Log files collected via a Remote File Source must be encoded in UTF-8 or ASCII. If you are editing a Source, metadata changes are reflected going forward. Metadata for previously collected log data will not be retroactively changed.
Sumo Logic scans remote directories every 30 seconds.
To configure a Remote File Source:
- In Sumo Logic select Manage Data > Collection > Collection (Manage > Collection in the classic UI).
- Find the name of the installed Collector o which you'd like to add a Source. Click Add and then choose Add Source from the pop-up menu.
- Select Remote File for the Source type.
- Set the following:
- Name. Type the name you'd like to display for the new Source. Description is optional. Source name metadata is stored in a searchable field called _sourceName.
- Host. Enter the hostname or the IP address of the remote machine (the hostname entered must be the system hostname or IP address and cannot be changed). The hostname is stored in a searchable field called _sourceHost. The hostname can be a maximum of 128 characters.
- Port. If your SSH server is listening on a nonstandard port, type the port number.
- Path Expression. Enter the absolute path expression to the file the Source should tail. Remote File Sources support wildcards in file paths. If the timestamp formats for the files are not identical, set up a separate Remote File Source for each file.
For Windows collections using Open SSH and Cygwin, specify the File path starting with/cygdrive. For example, if the path is "C:\mandy test\6.log" enter "/cygdrive/c/mandy\ test/6.log" in the File field. Use "\" to escape any spaces if they are present in the file path.
- Source Category. Type any string to tag the output collected from this Source with searchable metadata. For example, type firewall to tag all entries from this Source in a field called _sourceCategory. Type
- _sourceCategory=firewall in the Search field to return results from this Source. For more information, see Metadata Naming Conventions.
- Choose the type of Credentials used for this Source:
- Username and Password. Enter valid user credentials for the remote machine.
- Local SSH Config. Enter the username and the absolute path, including file name, to the PEM SSH key file located on the Collector host. Enter a password if required.
- Set any of the following under Advanced.

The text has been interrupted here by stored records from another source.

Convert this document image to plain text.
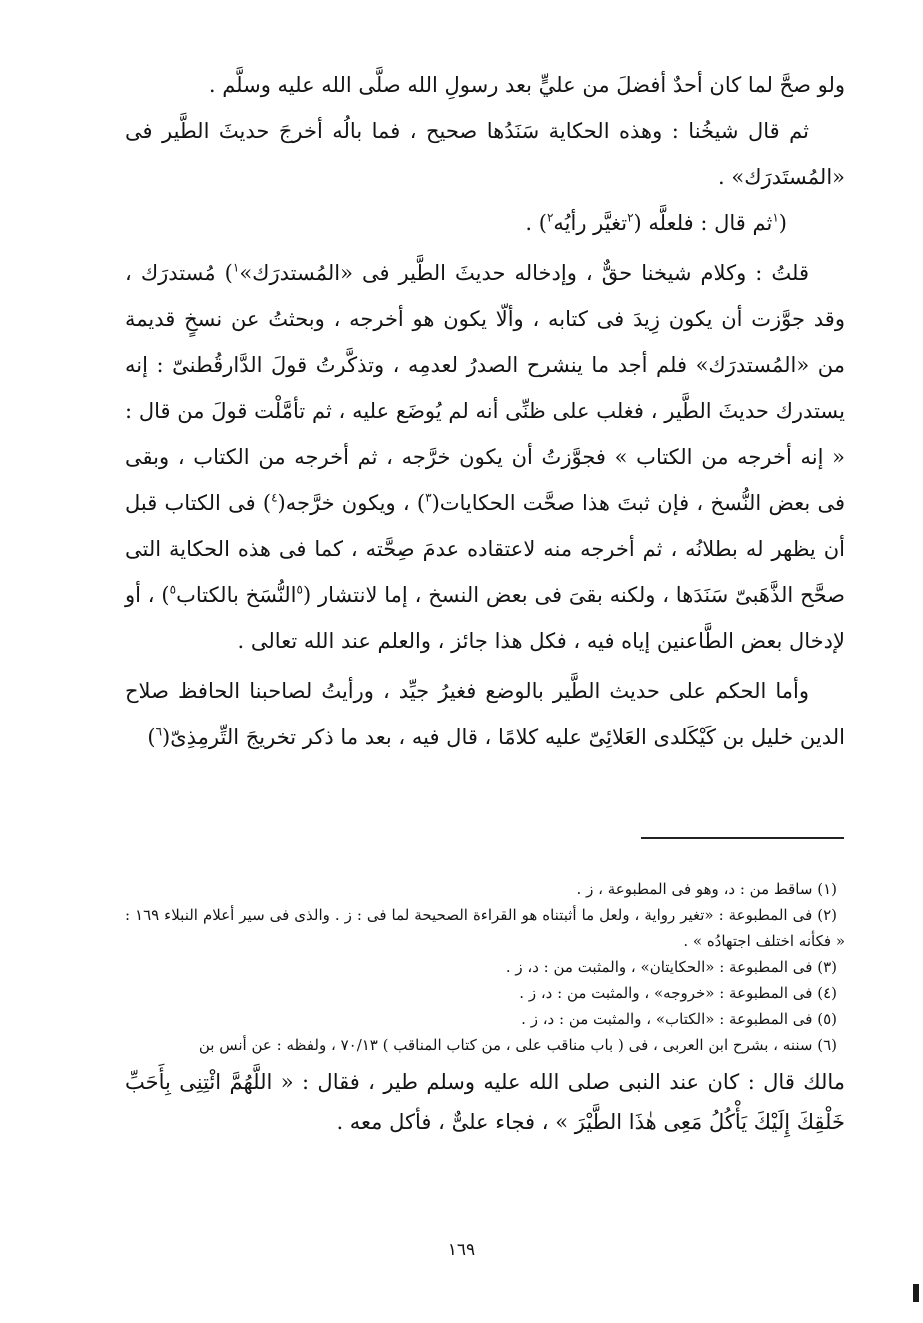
ولو صحَّ لما كان أحدٌ أفضلَ من عليٍّ بعد رسولِ الله صلَّى الله عليه وسلَّم .

ثم قال شيخُنا : وهذه الحكاية سَنَدُها صحيح ، فما بالُه أخرجَ حديثَ الطَّير فى «المُستَدرَك» .

($^١$ثم قال : فلعلَّه ($^٢$تغيَّر رأيُه$^٢$) .

قلتُ : وكلام شيخنا حقٌّ ، وإدخاله حديثَ الطَّير فى «المُستدرَك»$^١$) مُستدرَك ، وقد جوَّزت أن يكون زِيدَ فى كتابه ، وألّا يكون هو أخرجه ، وبحثتُ عن نسخٍ قديمة من «المُستدرَك» فلم أجد ما ينشرح الصدرُ لعدمِه ، وتذكَّرتُ قولَ الدَّارقُطنىّ : إنه يستدرك حديثَ الطَّير ، فغلب على ظنِّى أنه لم يُوضَع عليه ، ثم تأمَّلْت قولَ من قال : « إنه أخرجه من الكتاب » فجوَّزتُ أن يكون خرَّجه ، ثم أخرجه من الكتاب ، وبقى فى بعض النُّسخ ، فإن ثبتَ هذا صحَّت الحكايات($^٣$) ، ويكون خرَّجه($^٤$) فى الكتاب قبل أن يظهر له بطلانُه ، ثم أخرجه منه لاعتقاده عدمَ صِحَّته ، كما فى هذه الحكاية التى صحَّح الذَّهَبىّ سَنَدَها ، ولكنه بقىَ فى بعض النسخ ، إما لانتشار ($^٥$النُّسَخ بالكتاب$^٥$) ، أو لإدخال بعض الطَّاعنين إياه فيه ، فكل هذا جائز ، والعلم عند الله تعالى .

وأما الحكم على حديث الطَّير بالوضع فغيرُ جيِّد ، ورأيتُ لصاحبنا الحافظ صلاح الدين خليل بن كَيْكَلدى العَلائِىّ عليه كلامًا ، قال فيه ، بعد ما ذكر تخريجَ التِّرمِذِىّ($^٦$)

(١) ساقط من : د، وهو فى المطبوعة ، ز .

(٢) فى المطبوعة : «تغير رواية ، ولعل ما أثبتناه هو القراءة الصحيحة لما فى : ز . والذى فى سير أعلام النبلاء ١٦٩ : « فكأنه اختلف اجتهادُه » .

(٣) فى المطبوعة : «الحكايتان» ، والمثبت من : د، ز .

(٤) فى المطبوعة : «خروجه» ، والمثبت من : د، ز .

(٥) فى المطبوعة : «الكتاب» ، والمثبت من : د، ز .

(٦) سننه ، بشرح ابن العربى ، فى ( باب مناقب على ، من كتاب المناقب ) ٧٠/١٣ ، ولفظه : عن أنس بن

مالك قال : كان عند النبى صلى الله عليه وسلم طير ، فقال : « اللَّهُمَّ ائْتِنِى بِأَحَبِّ خَلْقِكَ إِلَيْكَ يَأْكُلُ مَعِى هٰذَا الطَّيْرَ » ، فجاء علىٌّ ، فأكل معه .

١٦٩
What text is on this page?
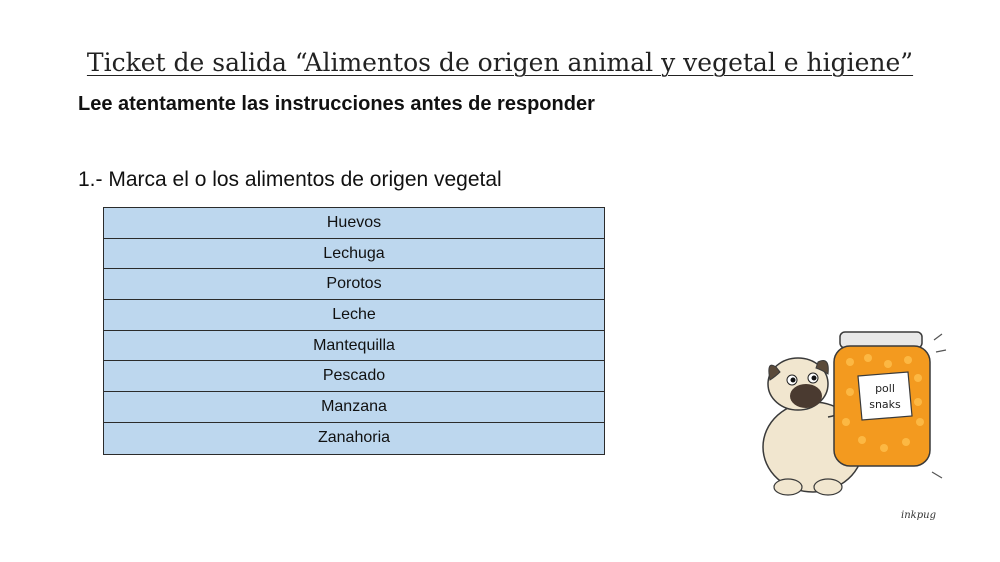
Ticket de salida “Alimentos de origen animal y vegetal e higiene”
Lee atentamente las instrucciones antes de responder
1.- Marca el o los alimentos de origen vegetal
Huevos
Lechuga
Porotos
Leche
Mantequilla
Pescado
Manzana
Zanahoria
poll
snaks
inkpug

- Blacklist. Optional. Add any files to be excluded by including one or more path expressions separated by commas. Note that this field takes a maximum of 10240 characters.
- Enable Timestamp Parsing. This option is selected by default. If it's deselected, no timestamp information is parsed at all.
- Time Zone. There are two options for Time Zone. You can use the time zone present in your log files, and then choose an option in case time zone information is missing from a log message. Or, you can have Sumo Logic completely disregard any time zone information present in logs by forcing a time zone. It's very important to have the proper time zone set, no matter which option you choose. If the time zone of logs can't be determined, Sumo Logic assigns logs UTC; if the rest of your logs are from another time zone your search results will be affected.
- Timestamp Format. By default, Sumo Logic will automatically detect the timestamp format of your logs. However, you can manually specify a timestamp format for a Source. See Timestamps, Time Zones, Time Ranges, and Date Formats for more information.
- Enable Multiline Processing. Multiline processing is enabled by default. Use this option if you're working with multi-line messages (for example, log4J or exception stack traces). Deselect this option if you want to avoid unnecessary processing when collecting single-message-per-line files (for example, Linux system.log).
- Infer Boundaries. Enable when you want Sumo Logic to automatically attempt to determine which lines belong to the same message.
If you deselect the Infer Boundaries option, you will need to enter a regular expression in the Boundary Regex field to use for detecting the entire first line of multi-line messages.
- Boundary Regex. You can specify the boundary between messages using a regular expression. Enter a regular expression for the full first line of every multi-line message in your log files. For an example, see the information on boundary regex in Prerequisites for Remote Windows Event Log Collection.
- Create any processing rules you'd like for the new Source.
- When you are finished configuring the Source click Save.